Péripéties, nombreux retours sur l'enfance et le passé familial, réapparitions de personnages donnent à l'ouvrage un petit air de roman feuilleton, qui n'a rien de désagréable pour le lecteur qui aime être surpris.
Il y trouvera matière à découvrir le quotidien du Paris, de l'avant guerre aux années folles, celui du petit peuple comme celui des nantis, passant d'une fumerie d'opium à un phalanstère d'artistes, des véhicules hippomobiles, aux voitures Panhard Levassor.

Un roman qui évite le piège du pathos, à la fois concentré sur l'intime et ouvert sur un monde révolu .

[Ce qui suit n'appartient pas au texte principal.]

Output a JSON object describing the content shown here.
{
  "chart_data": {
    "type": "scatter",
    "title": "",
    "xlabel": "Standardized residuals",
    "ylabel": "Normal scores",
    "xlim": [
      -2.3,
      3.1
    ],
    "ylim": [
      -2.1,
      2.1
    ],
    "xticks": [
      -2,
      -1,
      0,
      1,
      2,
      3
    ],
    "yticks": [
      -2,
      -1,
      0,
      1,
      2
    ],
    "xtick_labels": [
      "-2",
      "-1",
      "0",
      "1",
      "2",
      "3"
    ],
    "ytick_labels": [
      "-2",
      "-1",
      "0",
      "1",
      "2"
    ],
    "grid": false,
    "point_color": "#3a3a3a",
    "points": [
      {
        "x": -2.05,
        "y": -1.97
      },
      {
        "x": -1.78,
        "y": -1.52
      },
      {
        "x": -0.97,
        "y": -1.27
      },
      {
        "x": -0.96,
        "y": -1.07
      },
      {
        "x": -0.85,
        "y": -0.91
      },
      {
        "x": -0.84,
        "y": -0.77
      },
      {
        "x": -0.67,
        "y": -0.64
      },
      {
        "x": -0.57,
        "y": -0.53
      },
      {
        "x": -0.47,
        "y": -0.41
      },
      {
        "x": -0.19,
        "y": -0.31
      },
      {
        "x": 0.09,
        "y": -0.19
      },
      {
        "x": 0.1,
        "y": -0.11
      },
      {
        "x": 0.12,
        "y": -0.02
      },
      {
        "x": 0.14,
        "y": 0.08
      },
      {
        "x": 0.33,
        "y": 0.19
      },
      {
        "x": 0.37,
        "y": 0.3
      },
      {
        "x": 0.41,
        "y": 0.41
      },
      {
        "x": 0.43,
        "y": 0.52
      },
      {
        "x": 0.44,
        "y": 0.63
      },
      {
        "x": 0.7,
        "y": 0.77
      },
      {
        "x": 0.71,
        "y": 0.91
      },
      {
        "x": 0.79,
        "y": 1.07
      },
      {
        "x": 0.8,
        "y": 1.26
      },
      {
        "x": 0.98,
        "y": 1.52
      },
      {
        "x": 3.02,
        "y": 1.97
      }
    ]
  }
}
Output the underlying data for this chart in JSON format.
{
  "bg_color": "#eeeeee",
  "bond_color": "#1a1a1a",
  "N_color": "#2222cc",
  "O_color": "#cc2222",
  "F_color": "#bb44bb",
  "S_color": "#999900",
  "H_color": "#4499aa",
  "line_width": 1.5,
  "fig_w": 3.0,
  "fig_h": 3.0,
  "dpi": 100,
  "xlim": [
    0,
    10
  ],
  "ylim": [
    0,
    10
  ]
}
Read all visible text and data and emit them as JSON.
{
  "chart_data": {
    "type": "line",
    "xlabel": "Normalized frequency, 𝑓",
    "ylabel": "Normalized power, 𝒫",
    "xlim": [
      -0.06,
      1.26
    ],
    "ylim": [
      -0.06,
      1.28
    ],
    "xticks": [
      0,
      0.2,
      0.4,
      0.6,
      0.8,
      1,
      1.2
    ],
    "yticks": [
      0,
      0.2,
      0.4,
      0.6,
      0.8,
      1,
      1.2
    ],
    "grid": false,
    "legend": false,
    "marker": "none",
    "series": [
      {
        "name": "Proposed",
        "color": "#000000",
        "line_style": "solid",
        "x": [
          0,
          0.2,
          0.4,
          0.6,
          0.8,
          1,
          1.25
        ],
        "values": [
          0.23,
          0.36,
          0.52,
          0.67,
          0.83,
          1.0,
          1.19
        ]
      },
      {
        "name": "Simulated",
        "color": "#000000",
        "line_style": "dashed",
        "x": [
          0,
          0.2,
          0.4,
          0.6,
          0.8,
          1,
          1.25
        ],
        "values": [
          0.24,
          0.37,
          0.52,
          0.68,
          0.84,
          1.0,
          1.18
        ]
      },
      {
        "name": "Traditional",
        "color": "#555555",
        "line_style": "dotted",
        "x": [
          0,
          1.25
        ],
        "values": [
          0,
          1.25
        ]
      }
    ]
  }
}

Son titre CE COEUR CHANGEANT, emprunté, comme l'indique l'exergue, au poème MARIE de Guillaume Apollinaire, désigne une faiblesse de Rose, mais place aussi le roman sous le signe de la poésie.
C'est d'ailleurs un poète amoureux de Rose qui lui proposera de tenir la rubrique poésie d'un magazine et lui offrira ainsi une certaine stabilité.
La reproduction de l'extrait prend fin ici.